Nanni Balestrini was an Italian experimental poet, author and visual artist of the Neoavanguardia movement.

Context

Nanni Balestrini is associated with the Italian writers' movement Neoavanguardia. He wrote for the magazine Il Verri, founded and co-directed the now-defunct Alfabeta and was one of the Italian writers published in the anthology I Novissimi.
Balestrini was born in Milan. During the 1960s, as the group was growing and becoming the Gruppo 63, Balestrini was the editor of their publications. From 1962 to 1972, he was working for Feltrinelli, cooperating with the publishers and editing some issues of the Cooperativa Scrittori. In 1968, Balestrini was co-founder of the Potere Operaio political group and in 1976 was an important supporter of the Autonomia Operaia. In 1979, he was accused of membership in a guerilla group and fled to Paris and later Germany.

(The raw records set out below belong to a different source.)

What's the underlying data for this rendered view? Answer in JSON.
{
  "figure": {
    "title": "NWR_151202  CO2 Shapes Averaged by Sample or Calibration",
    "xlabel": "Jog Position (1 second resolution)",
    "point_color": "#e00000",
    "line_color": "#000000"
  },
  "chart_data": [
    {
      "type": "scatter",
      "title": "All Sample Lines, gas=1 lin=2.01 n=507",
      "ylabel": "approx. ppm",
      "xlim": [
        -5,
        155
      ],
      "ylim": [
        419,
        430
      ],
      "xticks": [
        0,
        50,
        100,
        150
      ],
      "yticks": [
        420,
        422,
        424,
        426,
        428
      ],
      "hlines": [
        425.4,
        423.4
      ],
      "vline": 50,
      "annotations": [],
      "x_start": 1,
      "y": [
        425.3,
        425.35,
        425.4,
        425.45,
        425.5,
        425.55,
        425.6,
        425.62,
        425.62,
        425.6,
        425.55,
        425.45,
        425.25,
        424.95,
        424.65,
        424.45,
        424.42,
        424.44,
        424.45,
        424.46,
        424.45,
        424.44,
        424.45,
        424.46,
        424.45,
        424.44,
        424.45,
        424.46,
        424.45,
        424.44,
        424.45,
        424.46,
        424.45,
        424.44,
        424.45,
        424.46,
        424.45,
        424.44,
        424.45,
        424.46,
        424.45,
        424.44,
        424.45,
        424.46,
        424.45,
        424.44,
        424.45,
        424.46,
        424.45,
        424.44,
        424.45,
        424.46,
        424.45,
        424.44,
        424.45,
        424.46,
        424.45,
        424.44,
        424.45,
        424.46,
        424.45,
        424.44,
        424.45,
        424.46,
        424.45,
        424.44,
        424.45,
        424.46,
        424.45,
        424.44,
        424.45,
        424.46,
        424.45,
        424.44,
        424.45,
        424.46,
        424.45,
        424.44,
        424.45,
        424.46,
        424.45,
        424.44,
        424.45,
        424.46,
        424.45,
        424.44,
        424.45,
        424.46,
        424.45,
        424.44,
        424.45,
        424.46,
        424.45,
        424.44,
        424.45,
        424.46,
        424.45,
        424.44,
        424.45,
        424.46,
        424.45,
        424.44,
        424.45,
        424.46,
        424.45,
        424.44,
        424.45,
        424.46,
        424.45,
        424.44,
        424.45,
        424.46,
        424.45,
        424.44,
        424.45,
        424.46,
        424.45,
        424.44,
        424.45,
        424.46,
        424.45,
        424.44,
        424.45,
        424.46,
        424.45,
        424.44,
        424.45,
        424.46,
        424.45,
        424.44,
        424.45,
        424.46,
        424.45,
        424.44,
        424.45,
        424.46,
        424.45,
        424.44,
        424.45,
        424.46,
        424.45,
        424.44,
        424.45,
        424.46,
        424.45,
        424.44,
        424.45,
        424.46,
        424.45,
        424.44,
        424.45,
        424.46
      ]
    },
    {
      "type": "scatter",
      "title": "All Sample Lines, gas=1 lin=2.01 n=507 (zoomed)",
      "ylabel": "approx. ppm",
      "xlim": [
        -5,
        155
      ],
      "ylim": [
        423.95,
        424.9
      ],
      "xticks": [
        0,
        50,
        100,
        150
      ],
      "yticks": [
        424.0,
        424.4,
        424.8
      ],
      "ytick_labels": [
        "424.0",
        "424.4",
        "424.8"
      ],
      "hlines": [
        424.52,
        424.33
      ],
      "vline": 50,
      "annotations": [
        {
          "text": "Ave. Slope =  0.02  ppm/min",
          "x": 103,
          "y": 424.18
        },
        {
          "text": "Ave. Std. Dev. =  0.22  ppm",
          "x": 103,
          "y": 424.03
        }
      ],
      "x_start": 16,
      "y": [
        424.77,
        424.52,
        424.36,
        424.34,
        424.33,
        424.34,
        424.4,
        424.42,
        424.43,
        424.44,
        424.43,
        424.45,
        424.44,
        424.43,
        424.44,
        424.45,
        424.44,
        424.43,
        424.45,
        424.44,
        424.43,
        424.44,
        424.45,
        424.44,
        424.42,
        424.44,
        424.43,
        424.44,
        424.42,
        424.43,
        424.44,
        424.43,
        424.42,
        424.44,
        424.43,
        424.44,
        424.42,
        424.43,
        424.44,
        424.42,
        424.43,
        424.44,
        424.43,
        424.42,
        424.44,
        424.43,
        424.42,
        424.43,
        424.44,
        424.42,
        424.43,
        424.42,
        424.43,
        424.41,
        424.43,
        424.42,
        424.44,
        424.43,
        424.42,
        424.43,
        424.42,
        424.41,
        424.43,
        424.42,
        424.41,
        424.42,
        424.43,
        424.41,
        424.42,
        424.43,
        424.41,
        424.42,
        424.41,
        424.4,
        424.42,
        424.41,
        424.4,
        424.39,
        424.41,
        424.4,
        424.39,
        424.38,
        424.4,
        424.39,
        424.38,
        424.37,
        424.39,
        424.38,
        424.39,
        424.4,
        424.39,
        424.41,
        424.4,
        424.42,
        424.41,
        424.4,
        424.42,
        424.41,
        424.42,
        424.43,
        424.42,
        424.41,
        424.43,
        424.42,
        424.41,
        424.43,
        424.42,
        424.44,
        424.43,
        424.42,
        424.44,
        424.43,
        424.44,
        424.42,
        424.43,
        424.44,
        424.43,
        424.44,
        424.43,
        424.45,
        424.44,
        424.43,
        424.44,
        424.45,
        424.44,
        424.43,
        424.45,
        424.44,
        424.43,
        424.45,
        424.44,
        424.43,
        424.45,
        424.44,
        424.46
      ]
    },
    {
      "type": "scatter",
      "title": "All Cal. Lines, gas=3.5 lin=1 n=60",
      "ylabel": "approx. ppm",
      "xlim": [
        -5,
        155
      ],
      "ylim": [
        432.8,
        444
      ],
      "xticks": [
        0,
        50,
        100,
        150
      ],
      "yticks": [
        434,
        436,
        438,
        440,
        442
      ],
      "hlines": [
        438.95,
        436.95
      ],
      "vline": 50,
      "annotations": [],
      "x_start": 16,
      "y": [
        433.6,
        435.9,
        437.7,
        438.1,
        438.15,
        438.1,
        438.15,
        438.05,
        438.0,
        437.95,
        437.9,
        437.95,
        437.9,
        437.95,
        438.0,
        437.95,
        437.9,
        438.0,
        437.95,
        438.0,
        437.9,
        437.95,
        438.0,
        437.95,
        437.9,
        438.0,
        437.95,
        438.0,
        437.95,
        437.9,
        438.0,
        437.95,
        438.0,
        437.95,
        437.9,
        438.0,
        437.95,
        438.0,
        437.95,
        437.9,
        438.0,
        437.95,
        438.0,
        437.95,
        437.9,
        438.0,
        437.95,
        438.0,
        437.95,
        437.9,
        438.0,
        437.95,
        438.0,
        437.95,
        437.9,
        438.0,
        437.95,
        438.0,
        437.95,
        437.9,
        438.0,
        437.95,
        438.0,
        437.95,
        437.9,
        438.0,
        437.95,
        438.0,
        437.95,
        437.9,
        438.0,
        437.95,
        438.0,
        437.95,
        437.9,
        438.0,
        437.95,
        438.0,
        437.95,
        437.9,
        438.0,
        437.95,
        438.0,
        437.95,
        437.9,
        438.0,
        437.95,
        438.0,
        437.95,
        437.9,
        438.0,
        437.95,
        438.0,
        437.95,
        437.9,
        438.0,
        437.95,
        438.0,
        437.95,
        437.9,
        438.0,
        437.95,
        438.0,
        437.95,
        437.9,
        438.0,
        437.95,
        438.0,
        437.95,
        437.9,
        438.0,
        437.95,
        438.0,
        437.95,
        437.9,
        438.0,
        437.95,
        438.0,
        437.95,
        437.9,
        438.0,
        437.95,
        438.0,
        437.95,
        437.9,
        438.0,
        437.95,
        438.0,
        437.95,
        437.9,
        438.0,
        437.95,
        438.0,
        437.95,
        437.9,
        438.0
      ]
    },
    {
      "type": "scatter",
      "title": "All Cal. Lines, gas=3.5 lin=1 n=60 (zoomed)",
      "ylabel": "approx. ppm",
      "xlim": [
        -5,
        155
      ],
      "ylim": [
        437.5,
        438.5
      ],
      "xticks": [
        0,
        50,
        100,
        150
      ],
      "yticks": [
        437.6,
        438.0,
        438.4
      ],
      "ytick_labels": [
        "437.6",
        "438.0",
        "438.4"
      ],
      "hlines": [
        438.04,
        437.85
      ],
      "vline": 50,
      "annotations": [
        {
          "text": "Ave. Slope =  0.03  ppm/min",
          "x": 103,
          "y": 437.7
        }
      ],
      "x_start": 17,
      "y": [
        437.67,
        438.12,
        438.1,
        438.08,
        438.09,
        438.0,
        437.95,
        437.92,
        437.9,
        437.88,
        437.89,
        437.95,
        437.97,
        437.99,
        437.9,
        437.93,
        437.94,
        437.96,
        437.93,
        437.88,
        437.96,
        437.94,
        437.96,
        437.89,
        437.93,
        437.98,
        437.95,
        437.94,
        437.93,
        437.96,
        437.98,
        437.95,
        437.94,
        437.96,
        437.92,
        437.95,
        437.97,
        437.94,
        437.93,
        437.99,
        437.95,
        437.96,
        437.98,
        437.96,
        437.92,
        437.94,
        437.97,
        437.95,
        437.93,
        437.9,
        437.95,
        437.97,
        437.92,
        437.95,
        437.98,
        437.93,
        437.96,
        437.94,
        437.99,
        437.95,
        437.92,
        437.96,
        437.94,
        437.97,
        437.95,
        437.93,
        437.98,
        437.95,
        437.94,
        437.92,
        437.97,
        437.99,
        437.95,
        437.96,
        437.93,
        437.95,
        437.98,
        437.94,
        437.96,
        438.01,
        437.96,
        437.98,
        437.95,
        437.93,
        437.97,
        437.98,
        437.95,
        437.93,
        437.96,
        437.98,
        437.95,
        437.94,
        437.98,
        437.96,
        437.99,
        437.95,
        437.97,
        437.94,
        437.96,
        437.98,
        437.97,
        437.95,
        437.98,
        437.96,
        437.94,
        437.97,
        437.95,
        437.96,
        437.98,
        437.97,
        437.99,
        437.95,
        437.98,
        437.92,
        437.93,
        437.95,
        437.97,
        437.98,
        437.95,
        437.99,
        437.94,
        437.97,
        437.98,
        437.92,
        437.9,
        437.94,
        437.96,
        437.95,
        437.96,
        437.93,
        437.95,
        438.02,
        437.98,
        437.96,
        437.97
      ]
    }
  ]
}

Balestrini became known by a larger public thanks to his first novel We Want Everything. It describes the struggles and conflicts in the car factory of FIAT. In the following years, the social movements of his time continued to be his subject. With the book The Unseen, he created a literary monument for the "Generation of 1977". It shows the atmosphere of rapid social change during these years, concretising in house occupations, the creation of free radios and more, and also shows the considerable repression by the state of these movements. Other important works by Balestrini include; I Furiosi, dedicated to the football supporters culture of the AC Milan, and The Editor, dealing with Giangiacomo Feltrinelli. Especially in his book The Golden Horde, co-written with Primo Moroni, his proximity to operaismo is obvious. His final novel published while he was still living, Sandokan deals with the Camorra in Casal di Principe.
His experimental "novel" Tristano, was conceived to be read by each reader differently, since each sentence is randomly shuffled. Originally conceived in 1966, it had to await publication till the age of print-on-demand, but critic Tim Martin found one of its 109 trillion versions "drifting, impressionistic and oddly compelling."